「手を加え過ぎないこと」により
食材の持つ力を活かしたい
ホテルニュー長崎
宴会料理担当料理長
川下 薫
2023.12.4
素材本来が持つ“力強さ”を活かした料理にしたい
昨年12月11日に開催された「長崎県産の食材勉強会」で出会った食材たちに興味を持ち、メニュー開発にトライしてみようと思いました。対馬地鶏のもも肉をメインに、送って頂いた野菜10種をほぼ使っています。今回取り扱った食材は、“素材自体に力強いもの”があるので、その個性を活かせるよう「なるべく手を加え過ぎないこと」に気を配りました。
低温調理で食材の旨みを大切に
対馬地鶏のもも肉は、甘麹を表面に塗り、6時間マリネしています。人参・大根・こぶ高菜・紅菜苔は細切りにし、詰め物用として加熱調理…これらを、むね肉と生クリーム等を合わせたムースと一緒にもも肉で巻いて、真空の袋に入れ低温調理機68℃で90分加熱しています。仕上げに表面に焼き色を付ける事により、外側はカリッと、中はジューシな食感が実現しました。
「手を加え過ぎないこと」が引き出す素材の個性
今回採用した「低温調理法」は、対馬地鶏本来の旨みを、よく引き出してくれていると思います。私は今までフランス料理をやってきましたので、これまでの経験を活かしつつ、素材本来の持つ味や食感を大切にしました。今まであまり使った事の無い食材もありましたが、その食材の個性を見極めて調理…食感的にも、一皿に柔らかいもの固いものが集まり、そのコントラストが楽しめる仕上がりになっているのでは、と思います。
対馬地鶏と雲仙野菜のロール 甘酒入りバルサミコソース
個性豊かな長崎県産食材を、1プレートに集結…「低温調理」により、本来の素材の旨みを活かせるよう「手を加え過ぎないこと」に気を配った逸品。

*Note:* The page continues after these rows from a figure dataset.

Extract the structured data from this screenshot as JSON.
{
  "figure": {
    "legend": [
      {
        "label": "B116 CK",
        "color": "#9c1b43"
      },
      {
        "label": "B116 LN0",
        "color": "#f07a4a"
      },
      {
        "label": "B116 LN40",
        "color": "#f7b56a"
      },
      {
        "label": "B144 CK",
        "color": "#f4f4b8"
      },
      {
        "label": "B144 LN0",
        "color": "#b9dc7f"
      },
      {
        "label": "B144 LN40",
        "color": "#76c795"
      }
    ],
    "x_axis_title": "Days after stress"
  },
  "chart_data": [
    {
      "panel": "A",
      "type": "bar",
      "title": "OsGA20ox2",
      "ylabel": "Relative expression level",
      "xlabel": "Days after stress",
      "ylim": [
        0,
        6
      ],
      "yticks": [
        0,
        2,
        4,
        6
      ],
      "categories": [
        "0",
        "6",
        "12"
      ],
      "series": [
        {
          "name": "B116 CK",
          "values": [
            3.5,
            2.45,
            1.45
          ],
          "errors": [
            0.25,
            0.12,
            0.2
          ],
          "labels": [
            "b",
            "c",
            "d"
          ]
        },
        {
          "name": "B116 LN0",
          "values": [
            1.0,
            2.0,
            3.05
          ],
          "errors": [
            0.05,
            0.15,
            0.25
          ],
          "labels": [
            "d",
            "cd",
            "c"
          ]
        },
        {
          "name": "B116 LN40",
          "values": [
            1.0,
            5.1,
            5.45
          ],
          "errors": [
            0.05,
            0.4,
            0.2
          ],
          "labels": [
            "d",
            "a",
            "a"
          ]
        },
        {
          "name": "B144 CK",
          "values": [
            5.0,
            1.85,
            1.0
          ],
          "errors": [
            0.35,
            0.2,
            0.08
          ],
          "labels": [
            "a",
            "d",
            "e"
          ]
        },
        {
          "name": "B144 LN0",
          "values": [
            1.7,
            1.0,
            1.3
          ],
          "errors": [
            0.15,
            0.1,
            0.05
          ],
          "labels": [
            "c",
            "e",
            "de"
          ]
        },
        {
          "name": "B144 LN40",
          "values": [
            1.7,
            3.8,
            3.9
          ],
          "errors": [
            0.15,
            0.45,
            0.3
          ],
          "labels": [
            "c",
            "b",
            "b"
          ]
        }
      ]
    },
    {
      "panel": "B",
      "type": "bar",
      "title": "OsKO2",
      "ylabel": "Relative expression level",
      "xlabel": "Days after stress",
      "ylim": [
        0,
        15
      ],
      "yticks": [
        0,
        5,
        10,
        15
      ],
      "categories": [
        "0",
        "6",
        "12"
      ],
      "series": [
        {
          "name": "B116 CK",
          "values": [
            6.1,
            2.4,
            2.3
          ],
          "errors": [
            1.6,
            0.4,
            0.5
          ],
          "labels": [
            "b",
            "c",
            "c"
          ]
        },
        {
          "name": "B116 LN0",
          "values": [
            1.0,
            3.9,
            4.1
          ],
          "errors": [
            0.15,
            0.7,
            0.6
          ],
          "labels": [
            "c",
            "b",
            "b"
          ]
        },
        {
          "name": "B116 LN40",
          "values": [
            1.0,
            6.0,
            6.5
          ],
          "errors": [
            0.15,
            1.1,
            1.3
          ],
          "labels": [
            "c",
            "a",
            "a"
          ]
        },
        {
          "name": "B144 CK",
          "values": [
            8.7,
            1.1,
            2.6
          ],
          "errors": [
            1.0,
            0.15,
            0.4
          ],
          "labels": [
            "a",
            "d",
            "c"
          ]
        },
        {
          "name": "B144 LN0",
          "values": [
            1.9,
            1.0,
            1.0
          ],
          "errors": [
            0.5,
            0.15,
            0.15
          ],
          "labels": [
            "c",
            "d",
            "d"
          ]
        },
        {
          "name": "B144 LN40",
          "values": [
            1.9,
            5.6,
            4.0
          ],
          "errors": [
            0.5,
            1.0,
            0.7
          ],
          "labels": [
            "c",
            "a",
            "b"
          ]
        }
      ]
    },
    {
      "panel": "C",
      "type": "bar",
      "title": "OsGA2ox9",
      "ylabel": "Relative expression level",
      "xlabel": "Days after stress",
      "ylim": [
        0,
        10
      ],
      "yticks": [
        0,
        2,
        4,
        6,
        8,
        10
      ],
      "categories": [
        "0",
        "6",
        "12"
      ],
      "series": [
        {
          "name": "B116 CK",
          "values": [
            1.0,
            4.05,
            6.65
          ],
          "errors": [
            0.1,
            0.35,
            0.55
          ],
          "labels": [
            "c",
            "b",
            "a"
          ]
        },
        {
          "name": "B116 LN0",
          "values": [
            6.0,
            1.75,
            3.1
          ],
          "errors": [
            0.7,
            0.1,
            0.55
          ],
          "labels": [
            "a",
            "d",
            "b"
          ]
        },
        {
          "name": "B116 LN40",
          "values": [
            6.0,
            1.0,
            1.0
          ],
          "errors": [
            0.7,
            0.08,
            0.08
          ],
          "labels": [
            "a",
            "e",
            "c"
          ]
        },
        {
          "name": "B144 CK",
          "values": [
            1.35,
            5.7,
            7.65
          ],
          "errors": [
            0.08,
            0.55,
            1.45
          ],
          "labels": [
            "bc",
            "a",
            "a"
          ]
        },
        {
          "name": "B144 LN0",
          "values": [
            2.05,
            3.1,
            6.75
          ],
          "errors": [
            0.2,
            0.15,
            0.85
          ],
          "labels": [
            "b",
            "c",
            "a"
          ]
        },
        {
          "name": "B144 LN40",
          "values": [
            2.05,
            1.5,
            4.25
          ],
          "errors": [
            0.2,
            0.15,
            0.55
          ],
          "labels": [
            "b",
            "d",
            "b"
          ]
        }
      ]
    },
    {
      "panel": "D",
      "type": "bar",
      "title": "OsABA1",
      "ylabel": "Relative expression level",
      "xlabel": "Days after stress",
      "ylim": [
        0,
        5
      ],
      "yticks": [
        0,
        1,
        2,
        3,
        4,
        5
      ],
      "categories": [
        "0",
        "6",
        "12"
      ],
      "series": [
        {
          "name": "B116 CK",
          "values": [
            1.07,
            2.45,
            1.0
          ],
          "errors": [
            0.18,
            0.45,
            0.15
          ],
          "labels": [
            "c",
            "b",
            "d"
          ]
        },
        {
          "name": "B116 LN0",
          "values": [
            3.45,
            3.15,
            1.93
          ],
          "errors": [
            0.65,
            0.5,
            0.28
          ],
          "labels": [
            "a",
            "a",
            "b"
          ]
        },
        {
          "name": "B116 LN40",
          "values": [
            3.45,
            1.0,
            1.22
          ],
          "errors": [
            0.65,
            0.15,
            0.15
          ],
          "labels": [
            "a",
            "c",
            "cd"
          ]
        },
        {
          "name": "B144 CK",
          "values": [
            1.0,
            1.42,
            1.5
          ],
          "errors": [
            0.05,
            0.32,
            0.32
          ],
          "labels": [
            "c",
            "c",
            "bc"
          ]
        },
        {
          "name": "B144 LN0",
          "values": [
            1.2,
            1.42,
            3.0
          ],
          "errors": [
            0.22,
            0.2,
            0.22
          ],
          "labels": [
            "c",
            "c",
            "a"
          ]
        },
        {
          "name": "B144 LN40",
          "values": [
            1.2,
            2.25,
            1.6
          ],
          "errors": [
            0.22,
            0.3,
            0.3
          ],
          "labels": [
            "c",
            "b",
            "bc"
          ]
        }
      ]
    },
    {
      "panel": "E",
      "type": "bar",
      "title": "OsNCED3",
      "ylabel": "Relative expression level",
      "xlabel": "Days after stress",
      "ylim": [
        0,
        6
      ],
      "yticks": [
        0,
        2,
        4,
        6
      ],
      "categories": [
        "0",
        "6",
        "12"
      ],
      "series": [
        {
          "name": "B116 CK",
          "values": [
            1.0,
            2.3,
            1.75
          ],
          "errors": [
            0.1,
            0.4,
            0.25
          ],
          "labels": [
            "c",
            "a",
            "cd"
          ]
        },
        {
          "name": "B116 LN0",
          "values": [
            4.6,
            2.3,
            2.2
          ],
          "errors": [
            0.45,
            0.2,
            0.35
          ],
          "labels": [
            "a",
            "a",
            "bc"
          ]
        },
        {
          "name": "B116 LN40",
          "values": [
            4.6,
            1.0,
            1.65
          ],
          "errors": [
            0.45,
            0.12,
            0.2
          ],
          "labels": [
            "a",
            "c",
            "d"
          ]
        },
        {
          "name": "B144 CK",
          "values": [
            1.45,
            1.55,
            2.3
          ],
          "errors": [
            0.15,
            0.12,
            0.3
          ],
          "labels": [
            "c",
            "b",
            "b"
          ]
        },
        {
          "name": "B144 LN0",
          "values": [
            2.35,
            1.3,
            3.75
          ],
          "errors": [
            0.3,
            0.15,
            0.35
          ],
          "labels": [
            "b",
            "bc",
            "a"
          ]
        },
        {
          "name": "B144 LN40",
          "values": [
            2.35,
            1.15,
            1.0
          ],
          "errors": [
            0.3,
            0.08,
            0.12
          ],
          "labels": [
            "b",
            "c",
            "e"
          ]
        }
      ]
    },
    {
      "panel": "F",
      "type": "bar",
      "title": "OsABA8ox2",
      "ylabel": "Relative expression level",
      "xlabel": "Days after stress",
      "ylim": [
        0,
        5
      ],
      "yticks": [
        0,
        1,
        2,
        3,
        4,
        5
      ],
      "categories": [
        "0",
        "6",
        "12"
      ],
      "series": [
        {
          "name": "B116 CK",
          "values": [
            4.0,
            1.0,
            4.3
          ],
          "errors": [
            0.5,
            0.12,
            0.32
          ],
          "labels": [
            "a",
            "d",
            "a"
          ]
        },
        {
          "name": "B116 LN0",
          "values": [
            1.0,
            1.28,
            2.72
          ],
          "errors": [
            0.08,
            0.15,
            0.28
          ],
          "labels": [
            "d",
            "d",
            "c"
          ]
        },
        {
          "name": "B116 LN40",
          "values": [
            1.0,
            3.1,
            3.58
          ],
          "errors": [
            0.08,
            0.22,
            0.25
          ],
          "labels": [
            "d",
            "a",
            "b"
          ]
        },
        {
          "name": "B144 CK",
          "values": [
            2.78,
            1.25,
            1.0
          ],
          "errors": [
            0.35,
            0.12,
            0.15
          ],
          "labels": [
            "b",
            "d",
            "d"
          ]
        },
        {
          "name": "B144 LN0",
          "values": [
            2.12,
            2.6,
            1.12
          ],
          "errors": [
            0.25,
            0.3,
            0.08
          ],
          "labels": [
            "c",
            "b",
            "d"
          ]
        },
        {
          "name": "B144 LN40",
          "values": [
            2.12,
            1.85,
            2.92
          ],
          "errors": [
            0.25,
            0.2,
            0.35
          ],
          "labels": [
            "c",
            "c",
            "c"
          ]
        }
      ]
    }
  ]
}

メインの対馬地鶏の周辺を彩る野菜類も、味わい豊かな仕上がりです!
魅力溢れる県内食材に、今後も着目していきたい
仕上げには、百年甘酒とバルサミコ酢を煮詰めたソースを使い、季節を感じる菜の花をあしらってみました。甘酒には粒々があり、始めは濾してしまおうかとも思いましたが、結果濾さない方が良かったです。程よい酸味が、地鶏の旨みを引き立てていると思います。低温で揚げたドラゴンレッドのフライドポテトや、千切りにして揚げた五寸人参なども、プレートに彩と味のバリエ―ションを加えています。今回、雲仙での勉強会に参加してみて、生産者さんの高齢化と後継者不足の課題もある中、島原半島には大変魅力的な食材が沢山ある事を知りました。今後も使用を検討したり、興味を持って着目していきたいと思います。